Peter Beinart writes: As John Kerry’s bid to broker Israeli-Palestinian peace approaches its moment of truth, you can sense the desperation among liberal Zionists. “Kerry’s mission is the last train to a negotiated two-state solution,” declared Thomas Friedman in January.
“This is a watershed moment after which Israel will face a completely different situation – one which will be governed by new realities much less favorable than those Israel faces today,” argued the philanthropist S. Daniel Abraham that same month. Kerry himself has said that, “If we do not succeed now, we may not get another chance.”
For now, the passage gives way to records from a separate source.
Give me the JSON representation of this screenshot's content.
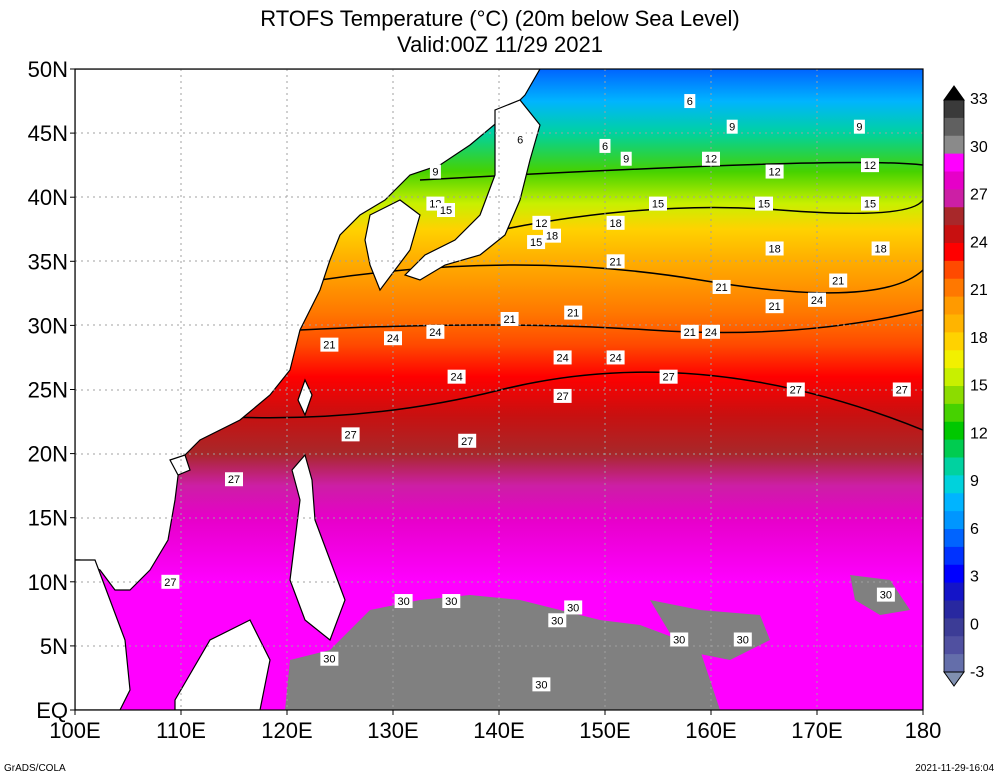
{
  "title": {
    "line1": "RTOFS Temperature (°C) (20m below Sea Level)",
    "line2": "Valid:00Z 11/29 2021"
  },
  "axes": {
    "lat_labels": [
      "50N",
      "45N",
      "40N",
      "35N",
      "30N",
      "25N",
      "20N",
      "15N",
      "10N",
      "5N",
      "EQ"
    ],
    "lon_labels": [
      "100E",
      "110E",
      "120E",
      "130E",
      "140E",
      "150E",
      "160E",
      "170E",
      "180"
    ],
    "lat_range": [
      0,
      50
    ],
    "lon_range": [
      100,
      180
    ],
    "grid": true
  },
  "colorbar": {
    "labels": [
      "33",
      "30",
      "27",
      "24",
      "21",
      "18",
      "15",
      "12",
      "9",
      "6",
      "3",
      "0",
      "-3"
    ],
    "colors": [
      "#3a3a3a",
      "#606060",
      "#8a8a8a",
      "#ff00ff",
      "#e600c8",
      "#cc1fa5",
      "#a8282a",
      "#c81010",
      "#ff0000",
      "#ff4a00",
      "#ff7800",
      "#ff9a00",
      "#ffb400",
      "#ffd200",
      "#f2f000",
      "#c8f000",
      "#8cdc00",
      "#46d200",
      "#00c800",
      "#00cc50",
      "#00d2a0",
      "#00d2dc",
      "#00b4ff",
      "#0096ff",
      "#0064ff",
      "#0032ff",
      "#0000ff",
      "#1414c8",
      "#2828a0",
      "#3c3c96",
      "#5050a0",
      "#646eaa"
    ]
  },
  "contour_labels": [
    {
      "text": "6",
      "lon": 158,
      "lat": 47.5
    },
    {
      "text": "6",
      "lon": 142,
      "lat": 44.5
    },
    {
      "text": "6",
      "lon": 150,
      "lat": 44
    },
    {
      "text": "9",
      "lon": 134,
      "lat": 42
    },
    {
      "text": "9",
      "lon": 152,
      "lat": 43
    },
    {
      "text": "9",
      "lon": 162,
      "lat": 45.5
    },
    {
      "text": "9",
      "lon": 174,
      "lat": 45.5
    },
    {
      "text": "12",
      "lon": 134,
      "lat": 39.5
    },
    {
      "text": "12",
      "lon": 144,
      "lat": 38
    },
    {
      "text": "12",
      "lon": 160,
      "lat": 43
    },
    {
      "text": "12",
      "lon": 166,
      "lat": 42
    },
    {
      "text": "12",
      "lon": 175,
      "lat": 42.5
    },
    {
      "text": "15",
      "lon": 135,
      "lat": 39
    },
    {
      "text": "15",
      "lon": 143.5,
      "lat": 36.5
    },
    {
      "text": "15",
      "lon": 155,
      "lat": 39.5
    },
    {
      "text": "15",
      "lon": 165,
      "lat": 39.5
    },
    {
      "text": "15",
      "lon": 175,
      "lat": 39.5
    },
    {
      "text": "18",
      "lon": 145,
      "lat": 37
    },
    {
      "text": "18",
      "lon": 151,
      "lat": 38
    },
    {
      "text": "18",
      "lon": 166,
      "lat": 36
    },
    {
      "text": "18",
      "lon": 170,
      "lat": 32
    },
    {
      "text": "18",
      "lon": 176,
      "lat": 36
    },
    {
      "text": "21",
      "lon": 124,
      "lat": 28.5
    },
    {
      "text": "21",
      "lon": 141,
      "lat": 30.5
    },
    {
      "text": "21",
      "lon": 147,
      "lat": 31
    },
    {
      "text": "21",
      "lon": 151,
      "lat": 35
    },
    {
      "text": "21",
      "lon": 158,
      "lat": 29.5
    },
    {
      "text": "21",
      "lon": 161,
      "lat": 33
    },
    {
      "text": "21",
      "lon": 166,
      "lat": 31.5
    },
    {
      "text": "21",
      "lon": 172,
      "lat": 33.5
    },
    {
      "text": "24",
      "lon": 130,
      "lat": 29
    },
    {
      "text": "24",
      "lon": 134,
      "lat": 29.5
    },
    {
      "text": "24",
      "lon": 136,
      "lat": 26
    },
    {
      "text": "24",
      "lon": 146,
      "lat": 27.5
    },
    {
      "text": "24",
      "lon": 151,
      "lat": 27.5
    },
    {
      "text": "24",
      "lon": 160,
      "lat": 29.5
    },
    {
      "text": "24",
      "lon": 170,
      "lat": 32
    },
    {
      "text": "27",
      "lon": 126,
      "lat": 21.5
    },
    {
      "text": "27",
      "lon": 137,
      "lat": 21
    },
    {
      "text": "27",
      "lon": 146,
      "lat": 24.5
    },
    {
      "text": "27",
      "lon": 156,
      "lat": 26
    },
    {
      "text": "27",
      "lon": 168,
      "lat": 25
    },
    {
      "text": "27",
      "lon": 178,
      "lat": 25
    },
    {
      "text": "27",
      "lon": 115,
      "lat": 18
    },
    {
      "text": "27",
      "lon": 109,
      "lat": 10
    },
    {
      "text": "30",
      "lon": 131,
      "lat": 8.5
    },
    {
      "text": "30",
      "lon": 135.5,
      "lat": 8.5
    },
    {
      "text": "30",
      "lon": 145.5,
      "lat": 7
    },
    {
      "text": "30",
      "lon": 147,
      "lat": 8
    },
    {
      "text": "30",
      "lon": 157,
      "lat": 5.5
    },
    {
      "text": "30",
      "lon": 163,
      "lat": 5.5
    },
    {
      "text": "30",
      "lon": 124,
      "lat": 4
    },
    {
      "text": "30",
      "lon": 144,
      "lat": 2
    },
    {
      "text": "30",
      "lon": 176.5,
      "lat": 9
    }
  ],
  "footer": {
    "left": "GrADS/COLA",
    "right": "2021-11-29-16:04"
  }
}
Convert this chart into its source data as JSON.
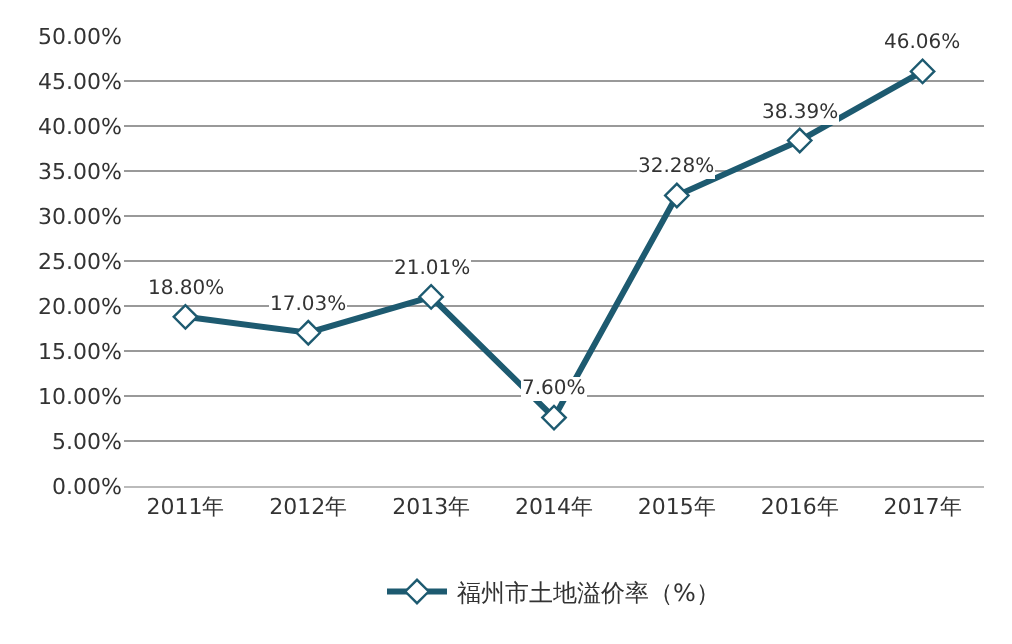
{
  "chart_data": {
    "type": "line",
    "categories": [
      "2011年",
      "2012年",
      "2013年",
      "2014年",
      "2015年",
      "2016年",
      "2017年"
    ],
    "series": [
      {
        "name": "福州市土地溢价率（%）",
        "color": "#1d5a70",
        "values": [
          18.8,
          17.03,
          21.01,
          7.6,
          32.28,
          38.39,
          46.06
        ],
        "value_labels": [
          "18.80%",
          "17.03%",
          "21.01%",
          "7.60%",
          "32.28%",
          "38.39%",
          "46.06%"
        ]
      }
    ],
    "ylim": [
      0,
      50
    ],
    "yticks": [
      {
        "value": 0,
        "label": "0.00%"
      },
      {
        "value": 5,
        "label": "5.00%"
      },
      {
        "value": 10,
        "label": "10.00%"
      },
      {
        "value": 15,
        "label": "15.00%"
      },
      {
        "value": 20,
        "label": "20.00%"
      },
      {
        "value": 25,
        "label": "25.00%"
      },
      {
        "value": 30,
        "label": "30.00%"
      },
      {
        "value": 35,
        "label": "35.00%"
      },
      {
        "value": 40,
        "label": "40.00%"
      },
      {
        "value": 45,
        "label": "45.00%"
      },
      {
        "value": 50,
        "label": "50.00%"
      }
    ],
    "grid": "y",
    "legend": "bottom",
    "marker": "diamond",
    "line_style": "solid"
  }
}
I get it. You have to be blind not to see that liberal Zionists—those of us who believe in the legitimacy of a state dedicated to Jewish self-protection and the illegitimacy of Israel’s unjust, undemocratic control of the West Bank—are losing ground to one-staters at both ends. Kerry’s failure, which might spell the end of the American-led peace process itself, could turn that retreat into a rout.
But there’s a problem with being desperate for a deal: You lose your leverage over its content. Kerry and the rest of the Obama foreign policy team know that if they present a framework that Benjamin Netanyahu dislikes, he and the right-leaning American Jewish establishment will make their lives miserable. If, on the other hand, they present a framework that tilts against the Palestinians, the resulting Palestinian outrage will be far easier to withstand. That’s partly because Palestinians wield little influence in Washington. And it’s partly because we liberal Zionists—desperate to see Kerry succeed—have given every indication that we’ll support whatever he serves up, the particulars be damned.
The consequences of this political imbalance have been quietly playing themselves out for months now. Numerous press reports have suggested that Kerry is contemplating a framework that offers the Palestinians substantially less than what Bill Clinton offered them in December 2000 and what Ehud Olmert offered in 2008.
The Clinton parameters, for instance, called for Israeli troops to leave the Jordan Valley—the twenty-five percent of the West Bank that abuts its border with Jordan— within three years of a peace deal. Olmert was willing to withdraw them even faster.
Mahmoud Abbas is also reportedly calling for a transition of three to five years. Netanyahu, by contrast, depending on whose reporting you believe, insists that Israeli troops must remain for ten or even forty years.
Kerry’s proposal, in other words, violates both the Clinton parameters and the understanding reached by Olmert and Abbas. Yet with rare exceptions, liberal Zionists aren’t protesting at all.
That’s just the beginning. When it comes to Jerusalem, the Clinton Parameters declared that, “the general principle is that Arab areas are Palestinian and Jewish ones are Israeli.”
According to Bernard Avishai, Olmert and Abbas agreed to the same concept: “Jewish neighborhoods [of Jerusalem] should remain under Israeli sovereignty, while Arab neighborhoods would revert to Palestinian sovereignty.”
And Kerry? In January, Israeli television reported that he had offered to locate the Palestinian capital in only one, relatively remote, neighborhood of East Jerusalem. (Either Isawiya, Beit Hanina, Shuafat or Abu Dis, which is not even in Jerusalem at all). Late last month, the Palestinians leaked that Kerry had again offered them a capital in Beit Hanina alone.
Notice a pattern? Once again, assuming the reports are true, Kerry is pulling back from the principles established by both Clinton and Olmert. And once again, liberal Zionists are cheering him on.